I think it's all fake. I havet seen nothing but birds, ants


----------



## Horsy (Jan 14, 2007)

I've seen a herd of zebras and two buffalo.


----------



## redline (Jan 14, 2007)

when


----------



## Horsy (Jan 14, 2007)

About an hour ago. They were on the screen for ages.


----------



## slim6y (Jan 14, 2007)

was probably people dressed in zebra suits...


----------



## Horsy (Jan 14, 2007)

Pretty convincing costumes.


----------



## redline (Jan 14, 2007)

slim6y said:


> was probably people dressed in zebra suits...





I think so


----------



## slim6y (Jan 14, 2007)

Horsy said:


> Pretty convincing costumes.



With a bit of make up, some cheap labour and a bit of black paint you can make anyone up to look like a zebra, specially on a semi low quality webfeed


----------



## leighroyaus (Jan 14, 2007)

that webcam made me fall asleep at my ocpmuter


----------



## Snake Catcher Victoria (Jan 14, 2007)

does africa really sound like this,its amazing,id love to be able to identify the animals by their sounds,
im sure i heard a warthog earlier


----------



## mitchdiamond (Jan 14, 2007)

I have been watchin for 20mins but have only seen birds.


----------



## JandC_Reptiles (Jan 14, 2007)

leighr33 said:


> that webcam made me fall asleep at my computer



Me too and I awoke with lkjhgfdsawertyu imprinted on my forhead


----------



## redline (Jan 14, 2007)

I see bigfoot


----------



## grimbeny (Jan 14, 2007)

Look Now


----------



## grimbeny (Jan 14, 2007)

Its those bison or buffalos or watever


----------



## redline (Jan 14, 2007)

haha thats some1 backyard.


----------



## grimbeny (Jan 14, 2007)

Haha it is.


----------



## nickvelez (Jan 14, 2007)

someones fiddlin with the camera - look at all those gnus-wildebeast
sounds great!


----------



## Horsy (Jan 14, 2007)

Not so fake now is it.


----------



## Horsy (Jan 14, 2007)

Aww look at the baby wildebeast


----------



## redline (Jan 14, 2007)

Back 2 the water again. lol


----------



## mitchdiamond (Jan 14, 2007)

Did any of you see the lion drinking


----------



## Horsy (Jan 14, 2007)

Noooo. Dammit


----------



## mitchdiamond (Jan 14, 2007)

Yeah it was a sub-adult male


----------



## Horsy (Jan 14, 2007)

Awesome. I'm lovving this Thompson's Gazelle invasion. I wish there was a Croc in the lake. Haha. That'd be some hardcore entertainment.


----------



## mitchdiamond (Jan 14, 2007)

yeah it would
wish I saw a reptile


----------



## mitchdiamond (Jan 14, 2007)

I just saw a herd of some kind of deer or antalope


----------



## Horsy (Jan 14, 2007)

Thompson's Gazelle.


----------



## slim6y (Jan 14, 2007)

pk.. you're all lying.. i see a tree... wait.. three trees.... wait i see... no.. damn..... sorry... i think patience is a virgin - and I don't know if I have that kind of time... still, a cool link thanks!!!


----------



## hornet (Jan 14, 2007)

i see the grass moving


----------



## slim6y (Jan 14, 2007)

Stop lying hornet... i think it's someone playing a nasty trick on us... it's their algae'd up swimming pool in their back yard... those antelope things you're seeing are people dressed in antelope things fancy dress costumes... It's a have I tell ya...

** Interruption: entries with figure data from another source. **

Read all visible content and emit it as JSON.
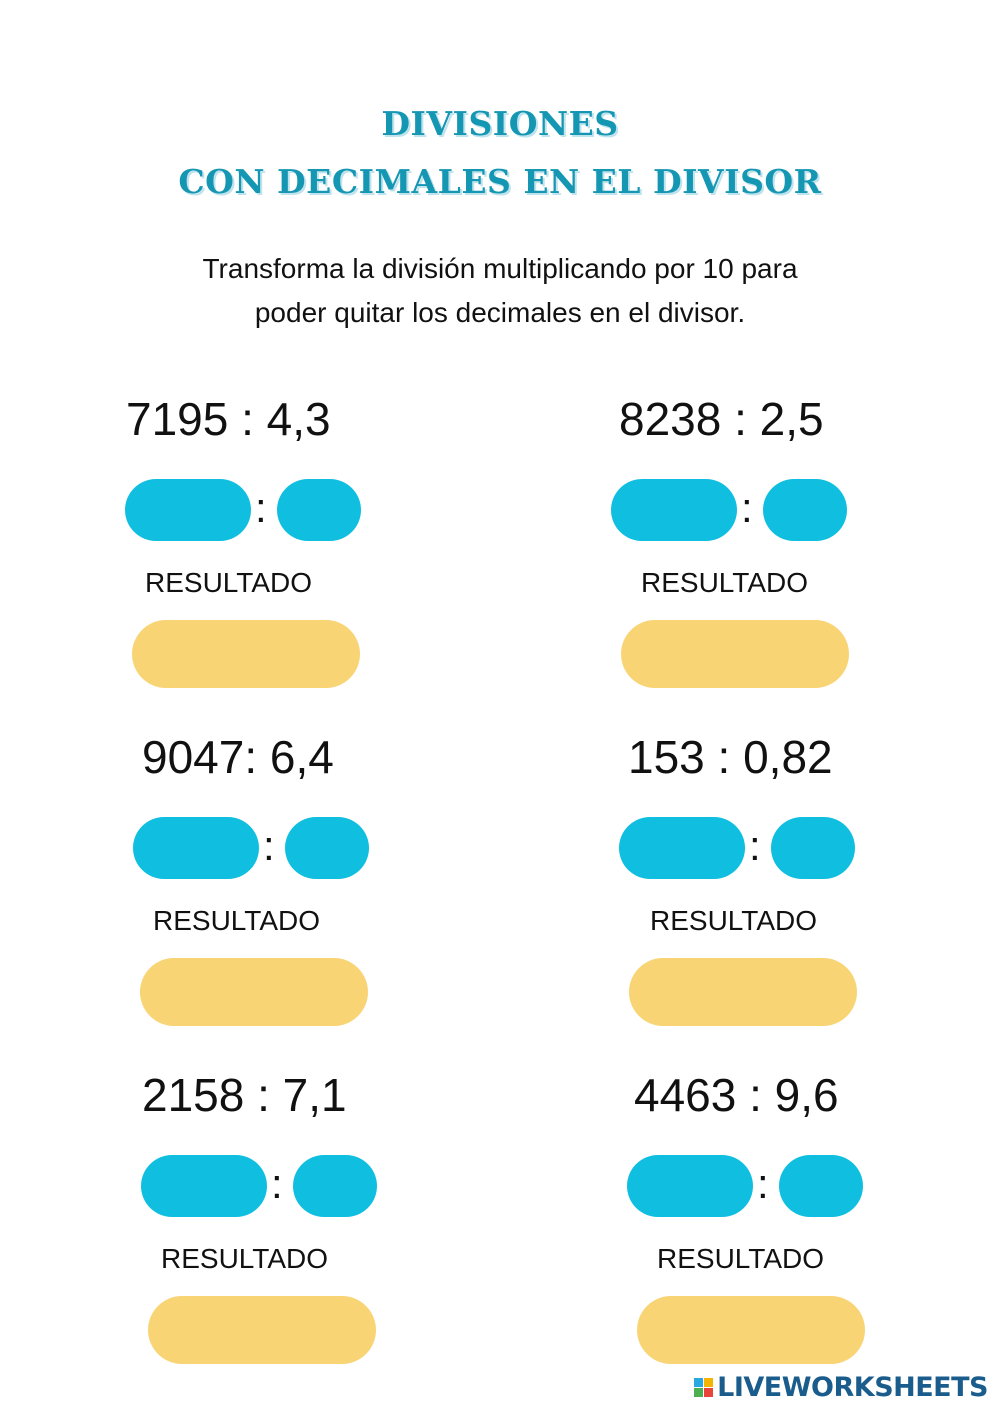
{
  "header": {
    "title_line1": "DIVISIONES",
    "title_line2": "CON DECIMALES EN EL DIVISOR"
  },
  "instructions": {
    "line1": "Transforma la división multiplicando por 10 para",
    "line2": "poder quitar los decimales en el divisor."
  },
  "problems": [
    {
      "expression": "7195 : 4,3",
      "colon": ":",
      "result_label": "RESULTADO"
    },
    {
      "expression": "8238 : 2,5",
      "colon": ":",
      "result_label": "RESULTADO"
    },
    {
      "expression": "9047: 6,4",
      "colon": ":",
      "result_label": "RESULTADO"
    },
    {
      "expression": "153 : 0,82",
      "colon": ":",
      "result_label": "RESULTADO"
    },
    {
      "expression": "2158 : 7,1",
      "colon": ":",
      "result_label": "RESULTADO"
    },
    {
      "expression": "4463 : 9,6",
      "colon": ":",
      "result_label": "RESULTADO"
    }
  ],
  "footer": {
    "brand": "LIVEWORKSHEETS",
    "icon": "liveworksheets-logo-icon"
  },
  "colors": {
    "title": "#1597b4",
    "answer_pill": "#10bfe0",
    "result_box": "#f8d474",
    "brand": "#1a5c8c"
  }
}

I'm just going back for another look now...


----------



## hornet (Jan 14, 2007)

lol


----------



## da_donkey (Jan 15, 2007)

i saw a bug....yay


----------



## Jozz (Jan 15, 2007)

there's a lion drinking now!


----------



## Scotth (Jan 15, 2007)

People wearing cats suits are drinking again!!


----------



## IsK67 (Jan 15, 2007)

a cat of some sorts


----------



## richard70au (Jan 15, 2007)

I saw the paddle pop lion, lol
No it is an interesting site, I did see some monkeys but they moved the camera before I could say what type they where.

And yes, does burn up the bandwith, thank god for unlimited accounts lol.


----------



## Jozz (Jan 15, 2007)

whoever started this thread, I haven't been able to get any work done today!!! I have seen gizelles, zebras, monkeys, lions and lionesses. It is great!


----------



## Jozz (Jan 16, 2007)

Can anyone tell me where this is in Africa??


----------



## Jozz (Jan 16, 2007)

hello


----------



## Horsy (Jan 16, 2007)

> whoever started this thread, I haven't been able to get any work done today!!! I have seen gizelles, zebras, monkeys, lions and lionesses. It is great!

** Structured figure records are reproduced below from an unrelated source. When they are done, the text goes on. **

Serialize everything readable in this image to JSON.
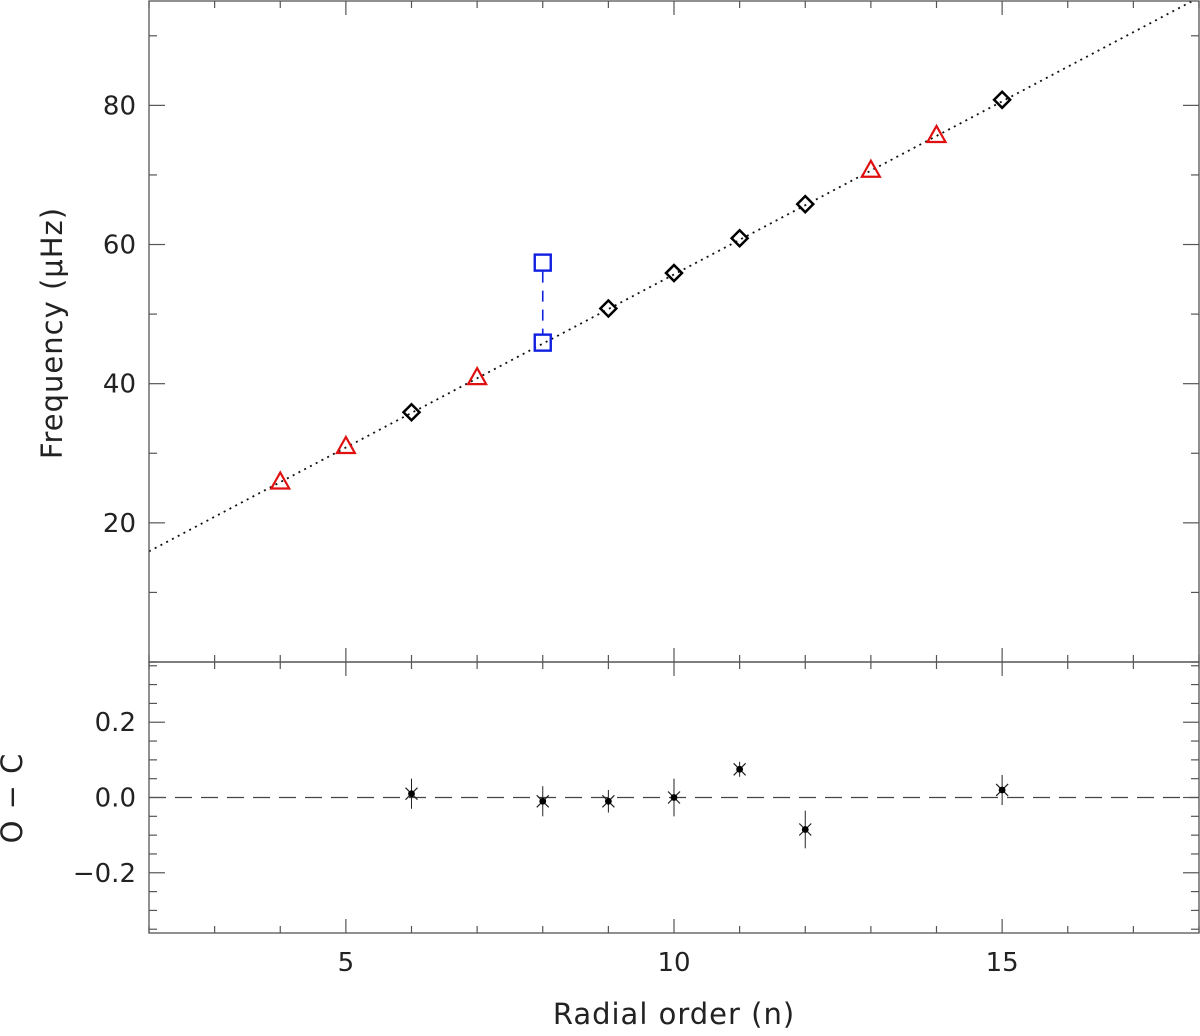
{
  "chart_data": [
    {
      "type": "scatter",
      "ylabel": "Frequency (μHz)",
      "xlim": [
        2,
        18
      ],
      "ylim": [
        0,
        95
      ],
      "major_yticks": [
        20,
        40,
        60,
        80
      ],
      "minor_ytick_step": 10,
      "x_major_ticks": [
        5,
        10,
        15
      ],
      "fit_line": {
        "style": "dotted",
        "x": [
          2,
          18
        ],
        "y": [
          15.9,
          95.5
        ]
      },
      "series": [
        {
          "marker": "triangle",
          "color": "#e01010",
          "x": [
            4,
            5,
            7,
            13,
            14
          ],
          "y": [
            25.8,
            30.9,
            40.8,
            70.6,
            75.6
          ]
        },
        {
          "marker": "diamond",
          "color": "#000000",
          "x": [
            6,
            9,
            10,
            11,
            12,
            15
          ],
          "y": [
            35.9,
            50.8,
            55.9,
            60.9,
            65.8,
            80.8
          ]
        },
        {
          "marker": "square",
          "color": "#1020e0",
          "x": [
            8,
            8
          ],
          "y": [
            57.4,
            45.9
          ],
          "connector": "dashed"
        }
      ]
    },
    {
      "type": "scatter",
      "xlabel": "Radial order (n)",
      "ylabel": "O − C",
      "xlim": [
        2,
        18
      ],
      "ylim": [
        -0.36,
        0.36
      ],
      "major_yticks": [
        -0.2,
        0.0,
        0.2
      ],
      "major_ytick_labels": [
        "−0.2",
        "0.0",
        "0.2"
      ],
      "minor_ytick_step": 0.05,
      "x_major_ticks": [
        5,
        10,
        15
      ],
      "reference_line": {
        "y": 0,
        "style": "dashed"
      },
      "points": [
        {
          "x": 6,
          "y": 0.01,
          "err": 0.04
        },
        {
          "x": 8,
          "y": -0.01,
          "err": 0.04
        },
        {
          "x": 9,
          "y": -0.01,
          "err": 0.03
        },
        {
          "x": 10,
          "y": 0.0,
          "err": 0.05
        },
        {
          "x": 11,
          "y": 0.075,
          "err": 0.02
        },
        {
          "x": 12,
          "y": -0.085,
          "err": 0.05
        },
        {
          "x": 15,
          "y": 0.02,
          "err": 0.04
        }
      ]
    }
  ]
}
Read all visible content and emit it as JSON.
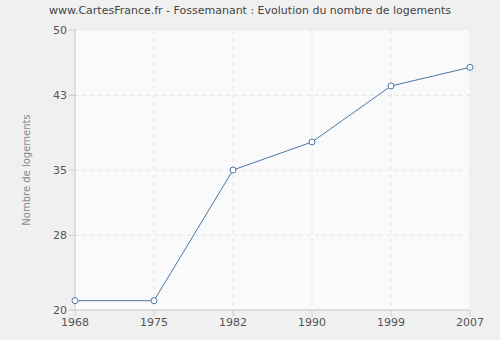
{
  "chart_data": {
    "type": "line",
    "title": "www.CartesFrance.fr - Fossemanant : Evolution du nombre de logements",
    "y_label": "Nombre de logements",
    "categories": [
      "1968",
      "1975",
      "1982",
      "1990",
      "1999",
      "2007"
    ],
    "values": [
      21,
      21,
      35,
      38,
      44,
      46
    ],
    "color": "#4a76a8",
    "marker": "circle",
    "ylim": [
      20,
      50
    ],
    "yticks": [
      20,
      28,
      35,
      43,
      50
    ],
    "grid": true
  }
}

That would be me. Haha. Glad to have assisted you in slacking off ;D


----------



## ex1dic (Jan 16, 2007)

a butterfly!


----------



## mitchdiamond (Jan 16, 2007)

Yes it is a good link.


----------



## Jozz (Jan 16, 2007)

do you know where it is in Africa?


----------



## Elfir (Jan 17, 2007)

finally i saw something after 5 attempts


----------



## Scotth (Jan 17, 2007)

do you know where it is in Africa?

Nkorho Pan is a natural water hole in the prestigious Sabi Sands Private Game Reserve, in South Africa. Nkorho pan is named after Nkorho bush Lodge which gets it name from the Shangaan derivative for the call of the yellow-billed hornbill, a common and unusual looking bird from this area.


----------



## Jozz (Jan 17, 2007)

Cheers for that! I love it


----------



## rodentrancher (Jan 17, 2007)

I see nothing except a waterhole,and hear bird sounds. Grrrrr!!!


----------



## rodentrancher (Jan 17, 2007)

Just saw a bird at the waters' edge. Could be the Satellite Broadband stuffing me up. LOL!


----------



## mrmikk (Jan 18, 2007)

Buffering and that's it................................


----------



## Scotth (Jan 18, 2007)

Just crossed wildebeest of the list!


----------



## dazza_wilto (Jan 18, 2007)

are we supposed to see anything other then a few birds flying round?? haha maybe a tiger or something in the grass


----------



## richard70au (Jan 18, 2007)

a tiger in Africa dazza? good luck


----------